Certainly when we study the impact of any drug or medical intervention, we watch for unwanted side effects. But we also watch for signs that the medical intervention does what we intended. We then balance the benefits with the risks to determine whether that drug or treatment is worth offering and, if so, how we manage it.

There’s nothing wrong with collecting data on medical marijuana. But if we’re going to make policy on the basis of that data, we need complete data, showing benefits and risks, not a report that assumes medical marijuana is bad and must only be further restricted. House Bill 1136 ignores the most important data we could ask for about medical marijuana: does it work?

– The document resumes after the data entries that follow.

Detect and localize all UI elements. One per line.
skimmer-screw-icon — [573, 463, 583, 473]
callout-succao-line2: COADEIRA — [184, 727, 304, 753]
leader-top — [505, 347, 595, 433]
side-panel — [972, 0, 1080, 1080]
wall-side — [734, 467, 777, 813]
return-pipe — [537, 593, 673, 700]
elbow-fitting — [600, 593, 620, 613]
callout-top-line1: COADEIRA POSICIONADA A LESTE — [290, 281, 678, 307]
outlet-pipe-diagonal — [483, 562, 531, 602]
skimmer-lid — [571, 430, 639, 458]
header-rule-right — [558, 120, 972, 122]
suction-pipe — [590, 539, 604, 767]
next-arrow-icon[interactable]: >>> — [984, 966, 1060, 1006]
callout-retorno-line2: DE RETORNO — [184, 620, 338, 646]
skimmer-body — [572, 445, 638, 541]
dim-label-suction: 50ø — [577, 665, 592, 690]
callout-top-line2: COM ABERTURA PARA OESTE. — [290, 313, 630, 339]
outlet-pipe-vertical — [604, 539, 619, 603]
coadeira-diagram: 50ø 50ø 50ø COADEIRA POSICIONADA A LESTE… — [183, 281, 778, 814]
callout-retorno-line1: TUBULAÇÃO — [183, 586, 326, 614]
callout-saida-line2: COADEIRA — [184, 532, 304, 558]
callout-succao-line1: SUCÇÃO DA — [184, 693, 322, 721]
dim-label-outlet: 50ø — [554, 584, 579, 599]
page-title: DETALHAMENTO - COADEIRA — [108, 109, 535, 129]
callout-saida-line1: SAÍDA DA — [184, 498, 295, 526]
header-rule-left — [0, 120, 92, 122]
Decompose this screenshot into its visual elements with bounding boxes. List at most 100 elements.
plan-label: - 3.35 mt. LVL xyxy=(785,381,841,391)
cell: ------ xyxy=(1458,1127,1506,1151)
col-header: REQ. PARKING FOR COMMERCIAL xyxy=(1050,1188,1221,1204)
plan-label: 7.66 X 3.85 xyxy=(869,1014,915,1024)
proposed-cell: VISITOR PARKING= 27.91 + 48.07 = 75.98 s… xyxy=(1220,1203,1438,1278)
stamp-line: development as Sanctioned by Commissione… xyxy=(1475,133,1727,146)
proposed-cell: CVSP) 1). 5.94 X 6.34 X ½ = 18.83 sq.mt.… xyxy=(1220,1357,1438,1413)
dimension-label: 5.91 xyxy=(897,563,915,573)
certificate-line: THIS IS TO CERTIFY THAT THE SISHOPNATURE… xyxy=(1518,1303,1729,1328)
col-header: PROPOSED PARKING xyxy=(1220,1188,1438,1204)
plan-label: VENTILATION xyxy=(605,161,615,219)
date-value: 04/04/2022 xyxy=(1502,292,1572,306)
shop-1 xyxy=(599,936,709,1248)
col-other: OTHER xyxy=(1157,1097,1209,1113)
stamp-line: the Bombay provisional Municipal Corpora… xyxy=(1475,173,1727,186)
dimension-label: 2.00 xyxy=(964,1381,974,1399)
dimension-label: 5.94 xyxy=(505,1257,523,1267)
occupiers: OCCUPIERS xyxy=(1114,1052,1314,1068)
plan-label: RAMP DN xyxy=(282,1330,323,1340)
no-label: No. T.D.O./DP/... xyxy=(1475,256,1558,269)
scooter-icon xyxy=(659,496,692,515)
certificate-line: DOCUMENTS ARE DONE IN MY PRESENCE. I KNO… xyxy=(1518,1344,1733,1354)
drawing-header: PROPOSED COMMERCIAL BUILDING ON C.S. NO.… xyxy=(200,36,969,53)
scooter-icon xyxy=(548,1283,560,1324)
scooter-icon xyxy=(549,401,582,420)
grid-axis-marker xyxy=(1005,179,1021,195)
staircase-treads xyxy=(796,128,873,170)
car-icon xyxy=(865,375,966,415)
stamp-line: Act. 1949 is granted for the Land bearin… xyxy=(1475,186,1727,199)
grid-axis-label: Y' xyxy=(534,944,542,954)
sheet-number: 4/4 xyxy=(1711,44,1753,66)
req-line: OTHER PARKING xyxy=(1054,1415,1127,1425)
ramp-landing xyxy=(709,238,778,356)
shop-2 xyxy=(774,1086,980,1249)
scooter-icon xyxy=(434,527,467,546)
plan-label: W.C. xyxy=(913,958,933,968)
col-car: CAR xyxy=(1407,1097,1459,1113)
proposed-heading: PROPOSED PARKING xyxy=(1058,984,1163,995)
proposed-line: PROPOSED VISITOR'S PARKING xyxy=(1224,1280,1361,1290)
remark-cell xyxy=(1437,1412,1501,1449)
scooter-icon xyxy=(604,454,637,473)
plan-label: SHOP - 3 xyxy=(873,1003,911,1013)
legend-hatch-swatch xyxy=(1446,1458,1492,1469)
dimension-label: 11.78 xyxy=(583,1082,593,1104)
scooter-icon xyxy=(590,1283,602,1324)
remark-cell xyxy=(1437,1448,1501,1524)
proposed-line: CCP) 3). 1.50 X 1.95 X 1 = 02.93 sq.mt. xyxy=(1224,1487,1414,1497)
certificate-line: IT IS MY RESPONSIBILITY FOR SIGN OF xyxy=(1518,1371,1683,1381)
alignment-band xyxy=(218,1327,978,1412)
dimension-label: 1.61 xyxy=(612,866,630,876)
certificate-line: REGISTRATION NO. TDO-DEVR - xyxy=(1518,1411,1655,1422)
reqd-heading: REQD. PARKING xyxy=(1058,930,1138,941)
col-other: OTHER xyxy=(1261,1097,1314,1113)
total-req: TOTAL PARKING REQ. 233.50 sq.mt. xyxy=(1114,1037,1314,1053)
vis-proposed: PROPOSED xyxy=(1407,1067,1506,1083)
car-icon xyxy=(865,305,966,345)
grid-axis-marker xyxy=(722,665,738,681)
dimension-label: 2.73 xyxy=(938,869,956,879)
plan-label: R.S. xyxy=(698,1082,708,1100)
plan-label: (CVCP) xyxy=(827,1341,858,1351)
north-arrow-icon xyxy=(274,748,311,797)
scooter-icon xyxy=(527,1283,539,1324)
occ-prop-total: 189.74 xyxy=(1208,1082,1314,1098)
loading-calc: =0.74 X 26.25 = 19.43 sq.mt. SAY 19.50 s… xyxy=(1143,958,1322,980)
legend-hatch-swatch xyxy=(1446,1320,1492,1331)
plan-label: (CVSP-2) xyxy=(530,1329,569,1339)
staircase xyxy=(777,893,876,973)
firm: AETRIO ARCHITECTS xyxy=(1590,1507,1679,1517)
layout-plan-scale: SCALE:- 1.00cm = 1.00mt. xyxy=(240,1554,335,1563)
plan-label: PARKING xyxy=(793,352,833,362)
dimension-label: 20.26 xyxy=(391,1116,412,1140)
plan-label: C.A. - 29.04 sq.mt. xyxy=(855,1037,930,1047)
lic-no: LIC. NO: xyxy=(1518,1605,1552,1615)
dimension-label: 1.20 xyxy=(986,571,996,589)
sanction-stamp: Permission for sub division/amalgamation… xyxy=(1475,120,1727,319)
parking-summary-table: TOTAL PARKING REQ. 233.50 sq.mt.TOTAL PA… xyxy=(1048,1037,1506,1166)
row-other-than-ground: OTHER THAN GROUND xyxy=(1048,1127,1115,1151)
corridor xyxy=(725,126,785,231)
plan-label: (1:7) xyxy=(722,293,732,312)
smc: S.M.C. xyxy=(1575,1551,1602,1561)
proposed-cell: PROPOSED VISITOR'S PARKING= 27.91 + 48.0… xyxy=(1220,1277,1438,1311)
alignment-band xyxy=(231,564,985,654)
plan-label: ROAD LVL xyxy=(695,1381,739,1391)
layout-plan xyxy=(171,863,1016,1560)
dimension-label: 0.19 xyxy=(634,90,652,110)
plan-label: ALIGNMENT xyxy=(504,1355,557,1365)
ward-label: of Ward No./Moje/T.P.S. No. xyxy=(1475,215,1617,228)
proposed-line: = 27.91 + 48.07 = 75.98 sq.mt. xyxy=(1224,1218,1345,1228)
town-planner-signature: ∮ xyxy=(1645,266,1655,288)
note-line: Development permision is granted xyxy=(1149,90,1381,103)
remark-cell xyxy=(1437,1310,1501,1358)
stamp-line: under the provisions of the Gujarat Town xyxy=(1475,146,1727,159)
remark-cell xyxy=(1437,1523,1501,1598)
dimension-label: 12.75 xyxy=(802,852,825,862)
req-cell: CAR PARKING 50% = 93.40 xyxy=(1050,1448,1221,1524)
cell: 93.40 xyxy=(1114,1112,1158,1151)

When Senate Health and Human Services takes up HB 1136, it should amend HB 1136 to seek data on medical outcomes. It should direct the Department of Health and the USD Medical School to annually survey South Dakota doctors about what benefits, if any, medical marijuana provides to patients. Then if we see a small increase in cannabis arrests or addiction treatment, we can say, as we do with gambling and alcohol, sure there are social costs, but the benefits we get outweigh those costs—and, unlike gambling and alcohol, the benefits we get wouldn’t just be tax revenues and more fun in Deadwood but patients experiencing less pain and seizures and less addiction to opioids. Then again, an expanded HB 1136 seeking data on medical outcomes could discover that medical marijuana isn’t reliably producing any of the promised medical results, which would be more direct and compelling evidence than any correlations with arrests and mob hits that the state should shut this medicine show down.

6 Comments

  1. tom pokela

    She should be required to watch the movie Riding With Larry. That should show her how medical marijuana works and it is wonderful

  2. It’s very brave, even progressive of Mrs. Noem to stifle white privilege and empower the tribal communities trapped in South Dakota to have a head start in the race to develop the state’s cannabis industry. South Dakota’s authoritarian governor and risible legislature will probably just jury rig a mechanism that allows White-owned pharmacies to dispense weak cannabis-infused edibles and topicals imported from another state but no flower or smoking. But, I was wrong about John Thune leaving for the private sector so I’m probably wrong that South Dakota Republicans can’t write cannabis laws that Kristi Noem will sign.

  3. Porter Lansing

    Medical cannabis will soon be on the Medicare prescription discount price list. Afterall, if it’s a medicine prescribed by an MD and it’s therapeutic then it’s as appropriate for it to be free to seniors as atorvastatin or Losartan.

    Once this happens busybodies like Representative Rhonda Milstead (R-9/Wall Lake) will have something else to do in Pierre since she seems to be lacking in worthwhile examples of earning her salary.

  4. Larry, just cal them Libertarians. The dope smoking Republicans. Does South Dakota have enough of them?

  5. High, Mark! Cory mentioned a couple weeks ago that the LP is mostly MIA if not brain dead on a vent in my home state these days and even Newland reads more and more like a Democrat now that he’s drawing Social Security. I love the way Indigenous communities are running away with the industry in South Dakota and hope they take all the marbles.

    My concern? A hemp industry drives growers of therapeutic and “recreational” cannabis indoors to prevent pollen drift from destroying crops while boosting energy costs so if farmers can sue for pesticide drift can tribes sue for cannabis pollen drift?

  6. Tom Kellar

    I don’t see where this bill distinguishes between data collected for medical vs. recreational marijuana users. So, for example, are those arrested for DUI medical or recreational users? Does the state collect the same type of data for users of alcohol or opioids? It would be interesting to compare how the 3 are related. Does use of medical marijuana decrease problems related to the use/abuse of alcohol and opioids? Legalization of medical marijuana seems to be more about money than therapeutic benefits.